La ley del más fuerte

Alfonso Aguiló
Libertad y tolerancia en una sociedad plural: el arte de convivir
Alfonso Aguiló

        Si treinta sádicos -sugiere Peter Kreeft- acordasen torturar a una persona, ¿podría el número hacer que la acción fuese correcta? ¿Y si fuera la sociedad entera quien lo aprobara?

        Si la tortura es mala, no es porque la sociedad lo diga, sino porque lo es en sí misma.

        Un linchamiento suele estar "consensuado" por la masa popular, que aplica justicia -y rápidamente- conforme a un veredicto dictado también por abrumadora mayoría. Sin embargo, aunque cumpla los postulados de la moral relativista, no resulta aceptable.

        Si en 1939 se hubiera hecho en Alemania una encuesta sobre si es lícito exterminar a los adultos mal constituidos, es probable que hubiera contado con una aprobación general. Sin embargo, la opinión mayoritaria no convertiría en morales esos actos.

        En bastantes países islámicos se niega la posibilidad de cambiar de la fe musulmana a otra religión. Es una prohibición legal, y aceptada por la opinión pública, pero atenta contra la libertad religiosa, que es un derecho humano previo a todo eso.

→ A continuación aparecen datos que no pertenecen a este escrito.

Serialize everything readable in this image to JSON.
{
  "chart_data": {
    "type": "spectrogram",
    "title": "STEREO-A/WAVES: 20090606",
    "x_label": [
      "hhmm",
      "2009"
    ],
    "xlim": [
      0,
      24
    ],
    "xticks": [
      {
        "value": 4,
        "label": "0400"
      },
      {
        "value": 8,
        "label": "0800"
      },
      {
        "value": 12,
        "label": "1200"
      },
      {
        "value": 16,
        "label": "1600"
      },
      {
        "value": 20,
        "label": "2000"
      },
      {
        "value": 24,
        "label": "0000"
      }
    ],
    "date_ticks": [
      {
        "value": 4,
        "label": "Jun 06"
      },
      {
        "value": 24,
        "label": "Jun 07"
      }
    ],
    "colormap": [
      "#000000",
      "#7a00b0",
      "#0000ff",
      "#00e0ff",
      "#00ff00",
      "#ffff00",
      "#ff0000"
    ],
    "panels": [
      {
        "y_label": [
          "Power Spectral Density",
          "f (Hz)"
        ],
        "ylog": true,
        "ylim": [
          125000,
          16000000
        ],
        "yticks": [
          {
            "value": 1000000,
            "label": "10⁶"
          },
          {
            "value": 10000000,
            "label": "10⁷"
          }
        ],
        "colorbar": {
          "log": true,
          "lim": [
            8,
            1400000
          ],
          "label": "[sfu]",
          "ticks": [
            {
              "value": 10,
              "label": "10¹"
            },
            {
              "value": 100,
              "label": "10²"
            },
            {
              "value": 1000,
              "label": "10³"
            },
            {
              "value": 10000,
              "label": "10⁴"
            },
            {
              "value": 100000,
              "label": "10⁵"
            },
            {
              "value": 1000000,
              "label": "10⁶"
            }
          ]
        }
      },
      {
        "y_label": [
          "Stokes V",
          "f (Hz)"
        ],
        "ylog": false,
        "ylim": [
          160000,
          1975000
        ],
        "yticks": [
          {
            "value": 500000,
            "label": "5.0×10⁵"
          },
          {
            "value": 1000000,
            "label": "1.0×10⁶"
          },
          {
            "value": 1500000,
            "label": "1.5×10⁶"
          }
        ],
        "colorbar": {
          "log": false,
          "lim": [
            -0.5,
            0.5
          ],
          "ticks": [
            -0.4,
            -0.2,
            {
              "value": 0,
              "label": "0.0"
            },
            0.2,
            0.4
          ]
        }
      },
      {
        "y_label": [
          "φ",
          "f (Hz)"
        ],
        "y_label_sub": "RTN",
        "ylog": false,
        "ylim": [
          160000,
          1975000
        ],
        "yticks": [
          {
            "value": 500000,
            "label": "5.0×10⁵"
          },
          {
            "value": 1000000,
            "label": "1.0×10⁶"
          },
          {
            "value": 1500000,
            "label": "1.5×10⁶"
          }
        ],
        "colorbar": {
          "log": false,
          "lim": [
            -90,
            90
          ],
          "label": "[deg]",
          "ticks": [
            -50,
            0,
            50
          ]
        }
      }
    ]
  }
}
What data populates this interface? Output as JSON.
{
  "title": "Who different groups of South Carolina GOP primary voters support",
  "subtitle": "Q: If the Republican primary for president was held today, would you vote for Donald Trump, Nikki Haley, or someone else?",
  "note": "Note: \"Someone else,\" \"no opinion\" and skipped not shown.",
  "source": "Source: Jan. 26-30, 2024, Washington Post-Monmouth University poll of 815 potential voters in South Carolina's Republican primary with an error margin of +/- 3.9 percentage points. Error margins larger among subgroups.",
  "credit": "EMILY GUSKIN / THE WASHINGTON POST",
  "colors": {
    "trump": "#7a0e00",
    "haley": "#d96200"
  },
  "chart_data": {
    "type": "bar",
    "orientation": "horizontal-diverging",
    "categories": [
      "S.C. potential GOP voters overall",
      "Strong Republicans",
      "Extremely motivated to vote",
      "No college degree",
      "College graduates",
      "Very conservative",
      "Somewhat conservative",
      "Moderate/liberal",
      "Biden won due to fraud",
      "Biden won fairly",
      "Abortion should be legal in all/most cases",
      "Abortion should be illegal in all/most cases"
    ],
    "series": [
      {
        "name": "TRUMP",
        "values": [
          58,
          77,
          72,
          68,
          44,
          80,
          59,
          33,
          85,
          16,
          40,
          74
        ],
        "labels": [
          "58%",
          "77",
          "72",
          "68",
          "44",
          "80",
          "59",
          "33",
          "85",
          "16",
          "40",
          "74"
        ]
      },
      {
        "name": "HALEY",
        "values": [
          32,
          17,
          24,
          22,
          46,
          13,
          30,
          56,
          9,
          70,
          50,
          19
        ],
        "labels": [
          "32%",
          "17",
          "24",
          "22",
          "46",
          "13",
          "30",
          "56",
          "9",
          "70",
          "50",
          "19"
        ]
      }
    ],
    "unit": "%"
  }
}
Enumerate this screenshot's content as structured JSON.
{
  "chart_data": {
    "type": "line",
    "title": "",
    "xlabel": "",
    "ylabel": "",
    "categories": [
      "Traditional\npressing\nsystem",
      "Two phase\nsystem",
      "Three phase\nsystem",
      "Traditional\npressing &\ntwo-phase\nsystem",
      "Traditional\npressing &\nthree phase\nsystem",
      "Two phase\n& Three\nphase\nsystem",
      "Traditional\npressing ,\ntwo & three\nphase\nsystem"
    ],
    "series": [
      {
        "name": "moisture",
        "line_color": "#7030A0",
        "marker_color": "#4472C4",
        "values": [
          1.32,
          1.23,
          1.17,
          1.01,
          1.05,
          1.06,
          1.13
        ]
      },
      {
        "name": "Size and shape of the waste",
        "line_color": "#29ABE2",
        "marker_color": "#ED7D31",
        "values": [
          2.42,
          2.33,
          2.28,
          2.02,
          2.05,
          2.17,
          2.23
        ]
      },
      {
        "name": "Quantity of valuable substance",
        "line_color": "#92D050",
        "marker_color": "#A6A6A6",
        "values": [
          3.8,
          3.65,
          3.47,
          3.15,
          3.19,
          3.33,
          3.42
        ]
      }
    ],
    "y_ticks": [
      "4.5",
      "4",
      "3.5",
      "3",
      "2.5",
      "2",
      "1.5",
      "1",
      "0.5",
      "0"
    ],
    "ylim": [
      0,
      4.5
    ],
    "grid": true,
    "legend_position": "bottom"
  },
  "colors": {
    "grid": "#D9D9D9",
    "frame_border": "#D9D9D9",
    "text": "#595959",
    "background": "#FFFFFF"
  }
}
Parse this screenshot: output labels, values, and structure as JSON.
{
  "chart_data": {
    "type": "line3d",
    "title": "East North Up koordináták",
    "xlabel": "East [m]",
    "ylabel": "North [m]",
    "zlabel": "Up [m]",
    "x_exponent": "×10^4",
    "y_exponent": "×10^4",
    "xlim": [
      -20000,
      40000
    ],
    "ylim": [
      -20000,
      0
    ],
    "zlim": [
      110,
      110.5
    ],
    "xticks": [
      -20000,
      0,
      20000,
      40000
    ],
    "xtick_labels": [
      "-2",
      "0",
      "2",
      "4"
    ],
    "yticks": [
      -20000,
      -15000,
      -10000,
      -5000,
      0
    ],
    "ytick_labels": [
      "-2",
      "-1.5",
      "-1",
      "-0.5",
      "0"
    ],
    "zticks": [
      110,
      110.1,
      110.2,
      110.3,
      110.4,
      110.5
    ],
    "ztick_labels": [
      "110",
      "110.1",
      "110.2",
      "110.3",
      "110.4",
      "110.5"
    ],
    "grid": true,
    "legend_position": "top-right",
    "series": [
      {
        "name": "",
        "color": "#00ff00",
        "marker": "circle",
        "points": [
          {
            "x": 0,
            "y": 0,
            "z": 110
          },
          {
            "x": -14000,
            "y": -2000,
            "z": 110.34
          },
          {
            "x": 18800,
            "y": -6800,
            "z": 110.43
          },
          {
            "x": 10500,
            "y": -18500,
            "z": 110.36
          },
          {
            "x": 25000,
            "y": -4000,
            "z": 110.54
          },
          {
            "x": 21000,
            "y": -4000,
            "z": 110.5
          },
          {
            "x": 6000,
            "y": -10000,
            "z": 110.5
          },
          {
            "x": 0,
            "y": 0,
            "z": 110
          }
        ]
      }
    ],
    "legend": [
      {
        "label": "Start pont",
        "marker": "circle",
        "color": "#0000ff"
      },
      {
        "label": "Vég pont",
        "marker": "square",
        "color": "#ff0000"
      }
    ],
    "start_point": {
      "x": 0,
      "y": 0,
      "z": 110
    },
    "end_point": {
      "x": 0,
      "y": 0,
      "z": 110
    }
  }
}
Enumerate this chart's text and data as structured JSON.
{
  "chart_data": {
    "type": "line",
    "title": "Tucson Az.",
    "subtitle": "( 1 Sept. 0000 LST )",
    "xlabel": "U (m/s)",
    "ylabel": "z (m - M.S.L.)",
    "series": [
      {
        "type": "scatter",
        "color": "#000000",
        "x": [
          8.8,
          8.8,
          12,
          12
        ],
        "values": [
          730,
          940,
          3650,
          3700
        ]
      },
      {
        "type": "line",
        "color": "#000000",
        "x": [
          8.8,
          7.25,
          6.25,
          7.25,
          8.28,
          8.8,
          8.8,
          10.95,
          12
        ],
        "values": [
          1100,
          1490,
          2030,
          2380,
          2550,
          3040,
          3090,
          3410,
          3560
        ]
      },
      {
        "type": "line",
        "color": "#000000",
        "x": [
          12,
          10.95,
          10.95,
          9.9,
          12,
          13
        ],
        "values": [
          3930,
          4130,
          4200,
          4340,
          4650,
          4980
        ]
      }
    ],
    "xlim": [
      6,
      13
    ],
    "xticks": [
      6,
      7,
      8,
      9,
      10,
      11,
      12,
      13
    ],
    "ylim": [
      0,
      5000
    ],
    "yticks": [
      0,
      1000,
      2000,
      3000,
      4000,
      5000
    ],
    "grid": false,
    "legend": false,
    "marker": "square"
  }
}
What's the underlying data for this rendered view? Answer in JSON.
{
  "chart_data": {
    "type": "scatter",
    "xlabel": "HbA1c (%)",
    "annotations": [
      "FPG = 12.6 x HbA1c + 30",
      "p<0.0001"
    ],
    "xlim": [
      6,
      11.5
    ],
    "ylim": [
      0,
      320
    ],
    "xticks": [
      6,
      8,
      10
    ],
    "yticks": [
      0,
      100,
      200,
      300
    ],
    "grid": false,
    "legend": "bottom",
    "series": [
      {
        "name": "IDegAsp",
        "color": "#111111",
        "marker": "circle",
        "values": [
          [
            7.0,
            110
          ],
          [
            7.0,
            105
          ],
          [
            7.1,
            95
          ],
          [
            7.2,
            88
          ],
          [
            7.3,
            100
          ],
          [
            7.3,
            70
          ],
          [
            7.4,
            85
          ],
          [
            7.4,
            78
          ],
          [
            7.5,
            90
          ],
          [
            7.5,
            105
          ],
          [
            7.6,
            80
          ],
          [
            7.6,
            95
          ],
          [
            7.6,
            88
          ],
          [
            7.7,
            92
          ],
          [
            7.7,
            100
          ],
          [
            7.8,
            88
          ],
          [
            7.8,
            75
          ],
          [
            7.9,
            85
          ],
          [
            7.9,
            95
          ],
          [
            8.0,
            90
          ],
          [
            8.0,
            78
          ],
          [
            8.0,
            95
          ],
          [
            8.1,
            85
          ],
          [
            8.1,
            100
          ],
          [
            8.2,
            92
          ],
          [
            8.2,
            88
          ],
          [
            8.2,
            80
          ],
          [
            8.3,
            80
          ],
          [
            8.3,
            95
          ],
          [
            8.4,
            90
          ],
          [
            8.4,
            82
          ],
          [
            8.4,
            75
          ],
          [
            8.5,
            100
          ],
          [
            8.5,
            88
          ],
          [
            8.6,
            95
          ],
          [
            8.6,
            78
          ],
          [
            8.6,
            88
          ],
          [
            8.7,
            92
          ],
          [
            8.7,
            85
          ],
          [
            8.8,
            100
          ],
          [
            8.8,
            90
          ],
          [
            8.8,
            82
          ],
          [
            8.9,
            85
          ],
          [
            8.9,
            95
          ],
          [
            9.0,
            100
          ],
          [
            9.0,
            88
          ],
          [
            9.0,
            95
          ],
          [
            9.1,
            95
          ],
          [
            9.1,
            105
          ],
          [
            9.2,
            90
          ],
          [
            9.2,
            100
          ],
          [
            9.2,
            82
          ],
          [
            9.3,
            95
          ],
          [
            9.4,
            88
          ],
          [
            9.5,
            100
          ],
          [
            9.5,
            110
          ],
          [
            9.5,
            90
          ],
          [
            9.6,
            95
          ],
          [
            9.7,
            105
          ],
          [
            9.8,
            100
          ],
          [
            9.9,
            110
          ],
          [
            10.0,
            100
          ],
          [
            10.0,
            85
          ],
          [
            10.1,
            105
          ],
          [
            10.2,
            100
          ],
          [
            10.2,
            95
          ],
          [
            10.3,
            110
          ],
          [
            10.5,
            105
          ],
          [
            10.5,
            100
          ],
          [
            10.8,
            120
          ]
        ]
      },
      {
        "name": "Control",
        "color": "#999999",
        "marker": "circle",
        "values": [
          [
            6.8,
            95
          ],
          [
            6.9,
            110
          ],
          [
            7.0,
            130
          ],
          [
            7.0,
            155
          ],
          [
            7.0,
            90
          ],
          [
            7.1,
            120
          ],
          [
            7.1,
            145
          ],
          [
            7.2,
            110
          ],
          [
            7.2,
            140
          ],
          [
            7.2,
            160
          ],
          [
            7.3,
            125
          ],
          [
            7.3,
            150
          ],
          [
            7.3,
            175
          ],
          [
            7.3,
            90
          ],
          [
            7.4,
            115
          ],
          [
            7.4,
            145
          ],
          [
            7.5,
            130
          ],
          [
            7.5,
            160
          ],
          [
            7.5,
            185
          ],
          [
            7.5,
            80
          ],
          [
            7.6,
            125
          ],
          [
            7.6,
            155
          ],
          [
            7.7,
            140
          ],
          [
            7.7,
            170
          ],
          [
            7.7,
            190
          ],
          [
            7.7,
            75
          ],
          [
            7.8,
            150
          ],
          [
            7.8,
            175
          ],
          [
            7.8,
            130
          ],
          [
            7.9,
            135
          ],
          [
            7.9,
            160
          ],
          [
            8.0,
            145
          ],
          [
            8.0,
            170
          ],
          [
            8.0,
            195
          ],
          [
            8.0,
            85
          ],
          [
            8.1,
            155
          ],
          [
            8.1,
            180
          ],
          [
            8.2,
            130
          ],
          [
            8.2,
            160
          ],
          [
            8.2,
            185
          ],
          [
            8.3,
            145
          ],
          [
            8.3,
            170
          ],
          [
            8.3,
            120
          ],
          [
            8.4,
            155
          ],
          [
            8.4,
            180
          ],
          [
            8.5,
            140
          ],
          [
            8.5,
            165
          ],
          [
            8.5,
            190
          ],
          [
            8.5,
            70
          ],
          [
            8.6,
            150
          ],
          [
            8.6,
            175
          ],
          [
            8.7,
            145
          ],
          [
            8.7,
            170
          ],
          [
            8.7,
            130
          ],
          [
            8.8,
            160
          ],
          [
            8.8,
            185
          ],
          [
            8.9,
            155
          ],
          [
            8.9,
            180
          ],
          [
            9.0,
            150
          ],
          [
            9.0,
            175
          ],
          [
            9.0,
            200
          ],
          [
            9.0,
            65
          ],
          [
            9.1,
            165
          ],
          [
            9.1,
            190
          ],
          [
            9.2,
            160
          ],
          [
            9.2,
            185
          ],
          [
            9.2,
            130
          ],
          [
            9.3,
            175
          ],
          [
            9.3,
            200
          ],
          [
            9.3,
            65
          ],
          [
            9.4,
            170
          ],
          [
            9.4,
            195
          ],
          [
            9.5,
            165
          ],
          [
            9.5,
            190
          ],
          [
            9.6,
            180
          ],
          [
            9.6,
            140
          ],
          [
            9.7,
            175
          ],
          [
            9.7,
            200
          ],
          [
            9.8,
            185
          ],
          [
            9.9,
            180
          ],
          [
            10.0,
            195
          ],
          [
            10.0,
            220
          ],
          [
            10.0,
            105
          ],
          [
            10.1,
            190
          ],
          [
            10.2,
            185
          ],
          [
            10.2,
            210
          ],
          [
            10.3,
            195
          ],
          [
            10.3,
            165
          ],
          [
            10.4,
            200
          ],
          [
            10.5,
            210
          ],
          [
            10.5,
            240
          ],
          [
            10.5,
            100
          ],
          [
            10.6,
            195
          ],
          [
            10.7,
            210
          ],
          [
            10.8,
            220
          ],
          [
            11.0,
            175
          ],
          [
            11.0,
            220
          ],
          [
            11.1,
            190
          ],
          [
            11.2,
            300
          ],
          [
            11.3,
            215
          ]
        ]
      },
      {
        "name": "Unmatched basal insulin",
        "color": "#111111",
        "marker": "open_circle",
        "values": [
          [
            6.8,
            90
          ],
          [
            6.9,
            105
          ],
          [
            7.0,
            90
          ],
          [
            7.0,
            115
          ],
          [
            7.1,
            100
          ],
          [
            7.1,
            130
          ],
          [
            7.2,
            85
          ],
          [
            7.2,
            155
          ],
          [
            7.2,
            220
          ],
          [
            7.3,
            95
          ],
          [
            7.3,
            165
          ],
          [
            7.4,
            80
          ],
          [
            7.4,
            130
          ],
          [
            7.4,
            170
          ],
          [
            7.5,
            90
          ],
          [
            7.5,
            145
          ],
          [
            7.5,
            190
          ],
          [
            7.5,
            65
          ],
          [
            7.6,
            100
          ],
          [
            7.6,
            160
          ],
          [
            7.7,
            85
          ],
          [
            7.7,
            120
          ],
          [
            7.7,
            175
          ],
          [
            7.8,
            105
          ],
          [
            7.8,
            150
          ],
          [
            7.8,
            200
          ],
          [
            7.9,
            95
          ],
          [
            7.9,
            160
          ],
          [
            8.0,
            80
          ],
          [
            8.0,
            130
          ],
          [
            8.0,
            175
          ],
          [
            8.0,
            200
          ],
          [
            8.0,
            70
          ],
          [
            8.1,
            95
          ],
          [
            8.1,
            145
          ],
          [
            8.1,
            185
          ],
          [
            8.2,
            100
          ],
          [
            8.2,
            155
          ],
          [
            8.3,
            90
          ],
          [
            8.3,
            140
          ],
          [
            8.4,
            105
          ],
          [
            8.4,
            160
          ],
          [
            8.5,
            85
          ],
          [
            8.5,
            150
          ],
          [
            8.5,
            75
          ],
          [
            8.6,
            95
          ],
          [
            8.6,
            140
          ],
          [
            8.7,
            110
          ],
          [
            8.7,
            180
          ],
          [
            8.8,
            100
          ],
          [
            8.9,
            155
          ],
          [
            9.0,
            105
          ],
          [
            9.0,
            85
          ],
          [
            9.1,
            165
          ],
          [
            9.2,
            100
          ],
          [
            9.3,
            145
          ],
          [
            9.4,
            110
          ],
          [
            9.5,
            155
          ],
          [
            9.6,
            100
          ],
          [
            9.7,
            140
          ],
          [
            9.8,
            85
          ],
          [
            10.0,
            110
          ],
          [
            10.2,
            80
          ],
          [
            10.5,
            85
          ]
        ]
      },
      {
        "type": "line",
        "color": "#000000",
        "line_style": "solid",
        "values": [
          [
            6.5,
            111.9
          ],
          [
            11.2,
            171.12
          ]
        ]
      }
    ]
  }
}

        El hecho de que algo esté aceptado por una mayoría social no es garantía moral segura. Es solo un indicador del nivel de reconocimiento de la verdad que hay en esa sociedad. La historia de los progresos humanos -y no solo en los progresos éticos, sino también en los científicos- muestra que la comprensión de la verdad suele ser, en los comienzos, minoritaria. Piénsese, por ejemplo, en los primeros movimientos en contra de la esclavitud o la discriminación racial, que nacieron con una reducida aceptación social.

        -Sin embargo, el Estado puede y debe elaborar leyes y reglas, y luego cambiarlas cuando sea preciso. Y hoy se dice a los automovilistas que circulen por la derecha, pero mañana se les puede decir que circulen por la izquierda. Y no parece que haya nada malo en eso.

        Efectivamente, hay leyes y normas que no tienen una calificación moral directa, y el Estado puede decidir sobre ellas en uno u otro sentido. Sin embargo, hay otras cosas que son buenas o malas en sí mismas, independientemente de que el Estado las imponga o no, o que le gusten más o menos a los ciudadanos. Los hombres no pueden inventar las reglas de la moral: solo pueden procurar descubrirlas (algo parecido a lo que sucede, por ejemplo, con las reglas de la salud corporal).

        El buen legislador es el que legisla buscando verdades que conducen a la justicia, no el que pretende decidir arbitrariamente lo que es justo o injusto (igual que el buen médico es el que descubre verdades relacionadas con la salud, no el que decide arbitrariamente qué es estar sano o enfermo).

        Al recordar el genocidio nazi hemos visto cómo una mayoría que no reconoce más límites que ella misma, incurre fácilmente en la tentación de arrollar los derechos básicos de las minorías. Y esas minorías pueden ser minorías étnicas (racismo), no nacidos (aborto), ancianos enfermos o deficientes mentales (eutanasia), o cualquier colectivo que no pueda defenderse de la mayoría que ostenta el poder. Una actitud de ese tipo lleva al dominio tiránico del grupo más fuerte en cada momento. Como en la selva, se impone la ley del más fuerte (que en este caso es la inapelable mayoría).

        No se puede forzar a la verdad a estar en relación directa con el número de personas a las que persuade. La ética natural, y con ella la dignidad de la persona, debe respetarse como algo que está por encima de la decisión de cualquier colectivo humano. No es el Estado quien otorga a los hombres sus derechos fundamentales: esos derechos no son otorgados, sino reconocidos y protegidos por el Estado, puesto que son derechos inherentes a la dignidad humana. El Estado no concede el derecho a la vida ni a la propia dignidad: ha de limitarse a reconocer y defender esos derechos.